Primo Levi scriveva:

“Voi che siete sicuri nelle vostre tiepide case,

Voi che trovate tornando a sera il cibo caldo e visi amici:

considerate se questo è un uomo

Che lavora nel fango, che non conosce pace, che lotta per un pezzo di pane

Che muore per un si o per un no.

Considerate se questa è una donna, senza capelli e senza nome

Senza più forza di ricordare, vuoti gli occhi e freddo il grembo.

Come una rana d’inverno.

Meditate che questo è stato:

vi comando queste parole.

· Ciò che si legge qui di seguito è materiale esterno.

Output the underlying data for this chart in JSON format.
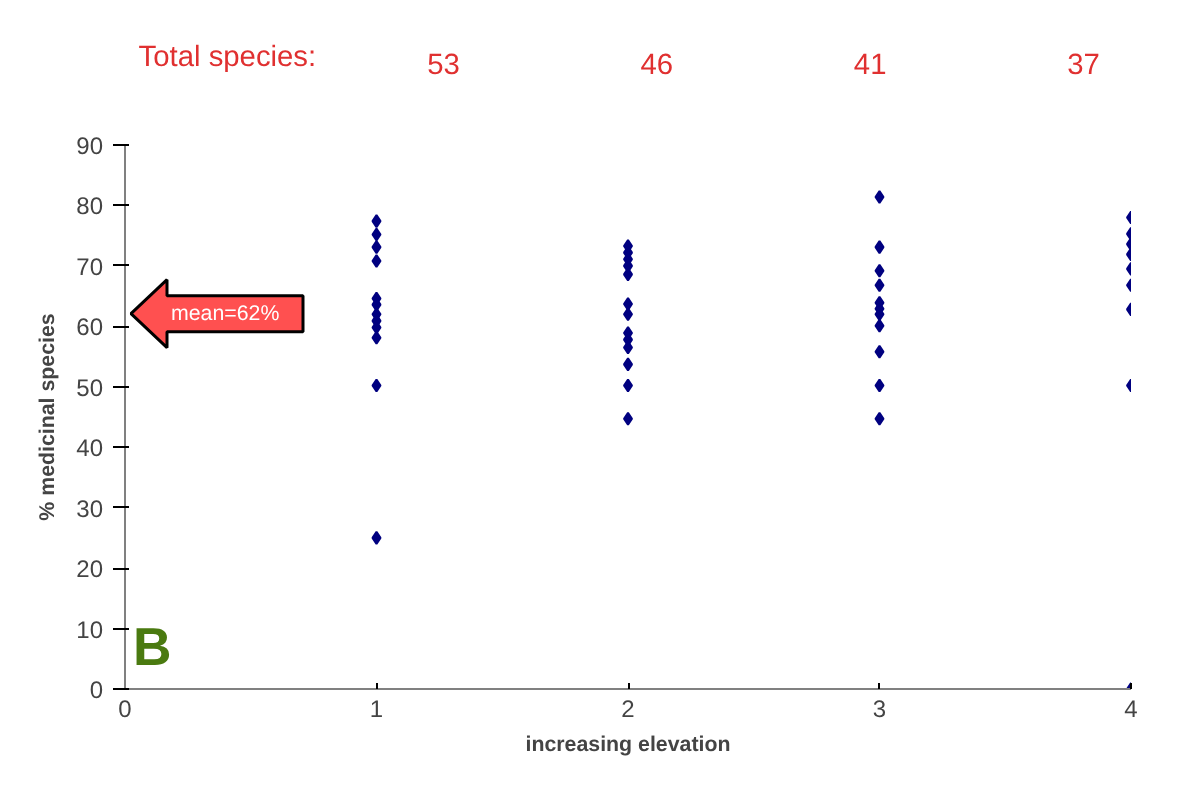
{
  "chart_data": {
    "type": "scatter",
    "xlabel": "increasing elevation",
    "ylabel": "% medicinal species",
    "x": [
      1,
      1,
      1,
      1,
      1,
      1,
      1,
      1,
      1,
      1,
      1,
      1,
      2,
      2,
      2,
      2,
      2,
      2,
      2,
      2,
      2,
      2,
      2,
      2,
      2,
      3,
      3,
      3,
      3,
      3,
      3,
      3,
      3,
      3,
      3,
      3,
      4,
      4,
      4,
      4,
      4,
      4,
      4,
      4,
      4
    ],
    "series": [
      {
        "color": "#000080",
        "values": [
          77.4,
          75.2,
          73.1,
          70.8,
          64.6,
          63.6,
          62.0,
          60.9,
          59.8,
          58.1,
          50.2,
          25.0,
          73.3,
          72.2,
          71.1,
          70.0,
          68.6,
          63.7,
          62.0,
          58.9,
          57.8,
          56.5,
          53.7,
          50.2,
          44.7,
          81.4,
          73.1,
          69.2,
          66.8,
          63.9,
          62.9,
          62.0,
          60.1,
          55.8,
          50.2,
          44.7,
          78.0,
          75.3,
          73.6,
          71.9,
          69.5,
          66.8,
          62.8,
          50.2,
          0
        ]
      }
    ],
    "xlim": [
      0,
      4
    ],
    "xticks": [
      0,
      1,
      2,
      3,
      4
    ],
    "ylim": [
      0,
      90
    ],
    "yticks": [
      0,
      10,
      20,
      30,
      40,
      50,
      60,
      70,
      80,
      90
    ],
    "marker": "diamond",
    "grid": false,
    "annotations": [
      "Total species:",
      "53",
      "46",
      "41",
      "37",
      "mean=62%",
      "B"
    ]
  }
}
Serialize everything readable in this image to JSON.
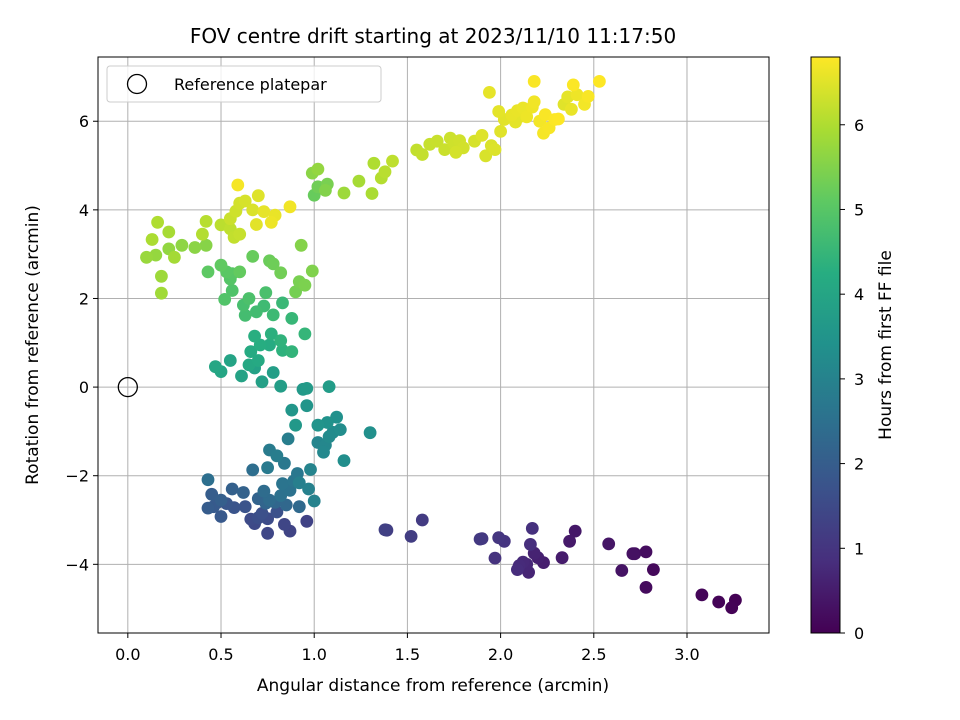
{
  "chart_data": {
    "type": "scatter",
    "title": "FOV centre drift starting at 2023/11/10 11:17:50",
    "xlabel": "Angular distance from reference (arcmin)",
    "ylabel": "Rotation from reference (arcmin)",
    "xlim": [
      -0.16,
      3.44
    ],
    "ylim": [
      -5.55,
      7.45
    ],
    "x_ticks": [
      0.0,
      0.5,
      1.0,
      1.5,
      2.0,
      2.5,
      3.0
    ],
    "x_tick_labels": [
      "0.0",
      "0.5",
      "1.0",
      "1.5",
      "2.0",
      "2.5",
      "3.0"
    ],
    "y_ticks": [
      -4,
      -2,
      0,
      2,
      4,
      6
    ],
    "y_tick_labels": [
      "−4",
      "−2",
      "0",
      "2",
      "4",
      "6"
    ],
    "grid": true,
    "legend_position": "top-left",
    "legend": [
      {
        "label": "Reference platepar",
        "marker": "open-circle",
        "x": 0,
        "y": 0
      }
    ],
    "colorbar": {
      "label": "Hours from first FF file",
      "min": 0,
      "max": 6.8,
      "ticks": [
        0,
        1,
        2,
        3,
        4,
        5,
        6
      ],
      "tick_labels": [
        "0",
        "1",
        "2",
        "3",
        "4",
        "5",
        "6"
      ],
      "colormap": "viridis"
    },
    "points": [
      [
        3.26,
        -4.81,
        0.02
      ],
      [
        3.24,
        -4.98,
        0.04
      ],
      [
        3.17,
        -4.85,
        0.06
      ],
      [
        3.08,
        -4.69,
        0.08
      ],
      [
        2.82,
        -4.12,
        0.15
      ],
      [
        2.78,
        -4.52,
        0.18
      ],
      [
        2.78,
        -3.72,
        0.22
      ],
      [
        2.72,
        -3.76,
        0.26
      ],
      [
        2.71,
        -3.76,
        0.3
      ],
      [
        2.65,
        -4.14,
        0.34
      ],
      [
        2.58,
        -3.54,
        0.38
      ],
      [
        2.4,
        -3.25,
        0.42
      ],
      [
        2.37,
        -3.48,
        0.46
      ],
      [
        2.33,
        -3.85,
        0.5
      ],
      [
        2.23,
        -3.96,
        0.54
      ],
      [
        2.2,
        -3.85,
        0.58
      ],
      [
        2.18,
        -3.75,
        0.62
      ],
      [
        2.15,
        -4.18,
        0.66
      ],
      [
        2.14,
        -4.0,
        0.7
      ],
      [
        2.12,
        -3.95,
        0.74
      ],
      [
        2.1,
        -4.03,
        0.78
      ],
      [
        2.09,
        -4.12,
        0.82
      ],
      [
        2.16,
        -3.55,
        0.86
      ],
      [
        2.17,
        -3.19,
        0.9
      ],
      [
        1.97,
        -3.86,
        0.94
      ],
      [
        2.02,
        -3.48,
        0.98
      ],
      [
        1.99,
        -3.4,
        1.02
      ],
      [
        1.9,
        -3.42,
        1.06
      ],
      [
        1.89,
        -3.43,
        1.1
      ],
      [
        1.58,
        -3.0,
        1.14
      ],
      [
        1.52,
        -3.37,
        1.18
      ],
      [
        1.39,
        -3.23,
        1.22
      ],
      [
        1.38,
        -3.22,
        1.26
      ],
      [
        0.96,
        -3.03,
        1.32
      ],
      [
        0.87,
        -3.25,
        1.36
      ],
      [
        0.84,
        -3.1,
        1.4
      ],
      [
        0.75,
        -3.3,
        1.44
      ],
      [
        0.68,
        -3.08,
        1.48
      ],
      [
        0.66,
        -2.98,
        1.52
      ],
      [
        0.75,
        -2.97,
        1.56
      ],
      [
        0.7,
        -2.95,
        1.6
      ],
      [
        0.72,
        -2.85,
        1.64
      ],
      [
        0.8,
        -2.82,
        1.68
      ],
      [
        0.63,
        -2.7,
        1.72
      ],
      [
        0.57,
        -2.72,
        1.76
      ],
      [
        0.53,
        -2.63,
        1.8
      ],
      [
        0.48,
        -2.6,
        1.84
      ],
      [
        0.5,
        -2.92,
        1.88
      ],
      [
        0.46,
        -2.7,
        1.92
      ],
      [
        0.43,
        -2.73,
        1.96
      ],
      [
        0.45,
        -2.42,
        2.0
      ],
      [
        0.5,
        -2.55,
        2.04
      ],
      [
        0.56,
        -2.3,
        2.08
      ],
      [
        0.62,
        -2.38,
        2.12
      ],
      [
        0.7,
        -2.52,
        2.16
      ],
      [
        0.74,
        -2.62,
        2.2
      ],
      [
        0.79,
        -2.6,
        2.24
      ],
      [
        0.85,
        -2.66,
        2.28
      ],
      [
        0.92,
        -2.7,
        2.32
      ],
      [
        0.76,
        -2.55,
        2.36
      ],
      [
        0.73,
        -2.35,
        2.4
      ],
      [
        0.67,
        -1.87,
        2.44
      ],
      [
        0.43,
        -2.09,
        2.48
      ],
      [
        0.82,
        -2.45,
        2.52
      ],
      [
        0.87,
        -2.33,
        2.56
      ],
      [
        0.83,
        -2.18,
        2.6
      ],
      [
        0.89,
        -2.12,
        2.64
      ],
      [
        0.91,
        -1.95,
        2.68
      ],
      [
        0.84,
        -1.72,
        2.72
      ],
      [
        0.75,
        -1.82,
        2.76
      ],
      [
        0.76,
        -1.42,
        2.8
      ],
      [
        0.8,
        -1.55,
        2.84
      ],
      [
        0.86,
        -1.17,
        2.88
      ],
      [
        0.92,
        -2.16,
        2.92
      ],
      [
        0.97,
        -2.3,
        2.96
      ],
      [
        1.0,
        -2.57,
        3.0
      ],
      [
        0.98,
        -1.86,
        3.04
      ],
      [
        1.02,
        -1.25,
        3.08
      ],
      [
        1.06,
        -1.31,
        3.12
      ],
      [
        1.05,
        -1.47,
        3.16
      ],
      [
        1.08,
        -1.12,
        3.2
      ],
      [
        1.1,
        -1.02,
        3.24
      ],
      [
        1.14,
        -0.96,
        3.28
      ],
      [
        1.16,
        -1.66,
        3.32
      ],
      [
        1.3,
        -1.03,
        3.36
      ],
      [
        1.12,
        -0.68,
        3.4
      ],
      [
        1.07,
        -0.8,
        3.44
      ],
      [
        1.02,
        -0.86,
        3.48
      ],
      [
        0.96,
        -0.42,
        3.52
      ],
      [
        0.88,
        -0.52,
        3.56
      ],
      [
        0.9,
        -0.86,
        3.6
      ],
      [
        0.94,
        -0.05,
        3.64
      ],
      [
        0.96,
        -0.03,
        3.68
      ],
      [
        1.08,
        0.01,
        3.72
      ],
      [
        0.82,
        0.02,
        3.76
      ],
      [
        0.78,
        0.33,
        3.8
      ],
      [
        0.72,
        0.12,
        3.84
      ],
      [
        0.68,
        0.43,
        3.88
      ],
      [
        0.61,
        0.25,
        3.92
      ],
      [
        0.55,
        0.6,
        3.96
      ],
      [
        0.5,
        0.35,
        4.0
      ],
      [
        0.47,
        0.46,
        4.04
      ],
      [
        0.65,
        0.5,
        4.08
      ],
      [
        0.7,
        0.6,
        4.12
      ],
      [
        0.66,
        0.8,
        4.16
      ],
      [
        0.76,
        0.95,
        4.2
      ],
      [
        0.71,
        0.95,
        4.24
      ],
      [
        0.68,
        1.15,
        4.28
      ],
      [
        0.77,
        1.2,
        4.32
      ],
      [
        0.83,
        0.83,
        4.36
      ],
      [
        0.82,
        1.05,
        4.4
      ],
      [
        0.88,
        0.8,
        4.44
      ],
      [
        0.95,
        1.2,
        4.48
      ],
      [
        0.88,
        1.55,
        4.52
      ],
      [
        0.83,
        1.9,
        4.56
      ],
      [
        0.78,
        1.63,
        4.6
      ],
      [
        0.73,
        1.83,
        4.64
      ],
      [
        0.69,
        1.7,
        4.68
      ],
      [
        0.63,
        1.62,
        4.72
      ],
      [
        0.62,
        1.85,
        4.76
      ],
      [
        0.74,
        2.13,
        4.8
      ],
      [
        0.65,
        2.0,
        4.84
      ],
      [
        0.56,
        2.18,
        4.88
      ],
      [
        0.52,
        1.98,
        4.92
      ],
      [
        0.55,
        2.44,
        4.96
      ],
      [
        0.56,
        2.56,
        5.0
      ],
      [
        0.53,
        2.6,
        5.04
      ],
      [
        0.43,
        2.6,
        5.08
      ],
      [
        0.5,
        2.75,
        5.12
      ],
      [
        0.6,
        2.6,
        5.16
      ],
      [
        0.67,
        2.95,
        5.2
      ],
      [
        0.76,
        2.85,
        5.24
      ],
      [
        0.78,
        2.78,
        5.28
      ],
      [
        0.82,
        2.58,
        5.32
      ],
      [
        0.9,
        2.15,
        5.36
      ],
      [
        0.92,
        2.38,
        5.4
      ],
      [
        0.95,
        2.3,
        5.44
      ],
      [
        0.99,
        2.62,
        5.48
      ],
      [
        0.93,
        3.2,
        5.52
      ],
      [
        0.42,
        3.2,
        5.56
      ],
      [
        0.36,
        3.15,
        5.6
      ],
      [
        0.29,
        3.2,
        5.64
      ],
      [
        0.22,
        3.12,
        5.68
      ],
      [
        0.15,
        2.98,
        5.72
      ],
      [
        0.1,
        2.93,
        5.76
      ],
      [
        0.18,
        2.5,
        5.8
      ],
      [
        0.18,
        2.12,
        5.84
      ],
      [
        0.25,
        2.93,
        5.88
      ],
      [
        0.22,
        3.5,
        5.92
      ],
      [
        0.13,
        3.33,
        5.96
      ],
      [
        0.16,
        3.72,
        6.0
      ],
      [
        0.4,
        3.45,
        6.04
      ],
      [
        0.42,
        3.74,
        6.08
      ],
      [
        0.5,
        3.66,
        6.12
      ],
      [
        0.55,
        3.57,
        6.16
      ],
      [
        0.57,
        3.38,
        6.2
      ],
      [
        0.6,
        3.45,
        6.24
      ],
      [
        0.55,
        3.8,
        6.28
      ],
      [
        0.58,
        3.97,
        6.32
      ],
      [
        0.6,
        4.15,
        6.36
      ],
      [
        0.63,
        4.2,
        6.4
      ],
      [
        0.67,
        4.0,
        6.44
      ],
      [
        0.7,
        4.32,
        6.48
      ],
      [
        0.69,
        3.67,
        6.52
      ],
      [
        0.73,
        3.96,
        6.56
      ],
      [
        0.79,
        3.88,
        6.6
      ],
      [
        0.77,
        3.72,
        6.64
      ],
      [
        0.87,
        4.07,
        6.68
      ],
      [
        0.59,
        4.56,
        6.72
      ]
    ],
    "points_late": [
      [
        1.0,
        4.33,
        5.2
      ],
      [
        1.02,
        4.52,
        5.3
      ],
      [
        1.07,
        4.58,
        5.4
      ],
      [
        1.06,
        4.44,
        5.5
      ],
      [
        0.99,
        4.83,
        5.6
      ],
      [
        1.02,
        4.92,
        5.7
      ],
      [
        1.16,
        4.38,
        5.8
      ],
      [
        1.24,
        4.65,
        5.9
      ],
      [
        1.31,
        4.37,
        5.95
      ],
      [
        1.32,
        5.05,
        6.0
      ],
      [
        1.36,
        4.72,
        6.05
      ],
      [
        1.38,
        4.86,
        6.1
      ],
      [
        1.42,
        5.1,
        6.15
      ],
      [
        1.55,
        5.35,
        6.2
      ],
      [
        1.58,
        5.25,
        6.22
      ],
      [
        1.62,
        5.48,
        6.24
      ],
      [
        1.66,
        5.55,
        6.26
      ],
      [
        1.7,
        5.36,
        6.28
      ],
      [
        1.73,
        5.62,
        6.3
      ],
      [
        1.75,
        5.5,
        6.32
      ],
      [
        1.78,
        5.56,
        6.34
      ],
      [
        1.8,
        5.4,
        6.36
      ],
      [
        1.76,
        5.3,
        6.38
      ],
      [
        1.86,
        5.55,
        6.4
      ],
      [
        1.92,
        5.22,
        6.42
      ],
      [
        1.95,
        5.45,
        6.44
      ],
      [
        1.97,
        5.36,
        6.46
      ],
      [
        1.9,
        5.68,
        6.48
      ],
      [
        2.0,
        5.77,
        6.5
      ],
      [
        2.02,
        6.04,
        6.52
      ],
      [
        1.99,
        6.22,
        6.54
      ],
      [
        1.94,
        6.65,
        6.56
      ],
      [
        2.06,
        6.14,
        6.58
      ],
      [
        2.09,
        6.24,
        6.6
      ],
      [
        2.12,
        6.3,
        6.62
      ],
      [
        2.14,
        6.1,
        6.64
      ],
      [
        2.17,
        6.32,
        6.66
      ],
      [
        2.18,
        6.44,
        6.68
      ],
      [
        2.21,
        6.0,
        6.7
      ],
      [
        2.23,
        5.73,
        6.72
      ],
      [
        2.26,
        5.85,
        6.74
      ],
      [
        2.24,
        6.15,
        6.76
      ],
      [
        2.29,
        6.04,
        6.78
      ],
      [
        2.31,
        6.05,
        6.8
      ],
      [
        2.34,
        6.38,
        6.5
      ],
      [
        2.36,
        6.55,
        6.55
      ],
      [
        2.38,
        6.27,
        6.6
      ],
      [
        2.41,
        6.6,
        6.65
      ],
      [
        2.45,
        6.38,
        6.7
      ],
      [
        2.47,
        6.56,
        6.75
      ],
      [
        2.53,
        6.9,
        6.8
      ],
      [
        2.39,
        6.82,
        6.78
      ],
      [
        2.18,
        6.9,
        6.76
      ],
      [
        2.1,
        6.1,
        6.52
      ],
      [
        2.08,
        5.98,
        6.54
      ]
    ]
  }
}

Scolpitele nel vostro cuore, stando in casa andando per via, coricandovi alzandovi;

Ripetetele ai vostri figli.

O vi si sfaccia la casa,

la malattia vi impedisca,

I vostri nati torcano il viso da voi”

Primo Levi scrisse questa poesia in ricordo alla sua personale e tragica esperienza nei campi di sterminio nazisti.

Ora siamo nel 2006 e nella notte di capodanno nel Centro di Permanenza Temporaneo di Caltanissetta presentato alla stampa come un ‘oasi di serenità ed efficienza, si è consumato l’ennesimo dramma.

Erano le 3.20 della notte. Un ragazzo tunisino rinchiuso dallo scorso 18 novembre improvvisamente si sente male, i compagni di cella corrono per aiutarlo, portato all’ospedale era già troppo tardi.

Perché questo ragazzo si è sentito male? Il 31 dicembre saputo di aver perso un suo familiare, il ragazzo perde la calma.

Pare che fosse così fuori di sé dal dolore che il personale gli abbia dovuto somministrare dei calmanti.

In quale dose e in quale tipo, non è dato sapere.

Sta di fatto che il ragazzo dopo aver ricevuto una dose massiccia di calmanti, ha perso la vita.

Il tutto è successo senza che nessuno sapesse nulla, nell’indifferenza della gente e del governo.


I CPT DEVONO ESSERE CHIUSI! L’ITALIA, SE VERAMENTE SI DICHIARA PAESE DEMOCRATICO, DEVE CANCELLARE DALLA PROPRIA CULTURA QUESTI CENTRI DI DETENZIONE DOVE OGNI DIRITTO VIENE ABOLITO!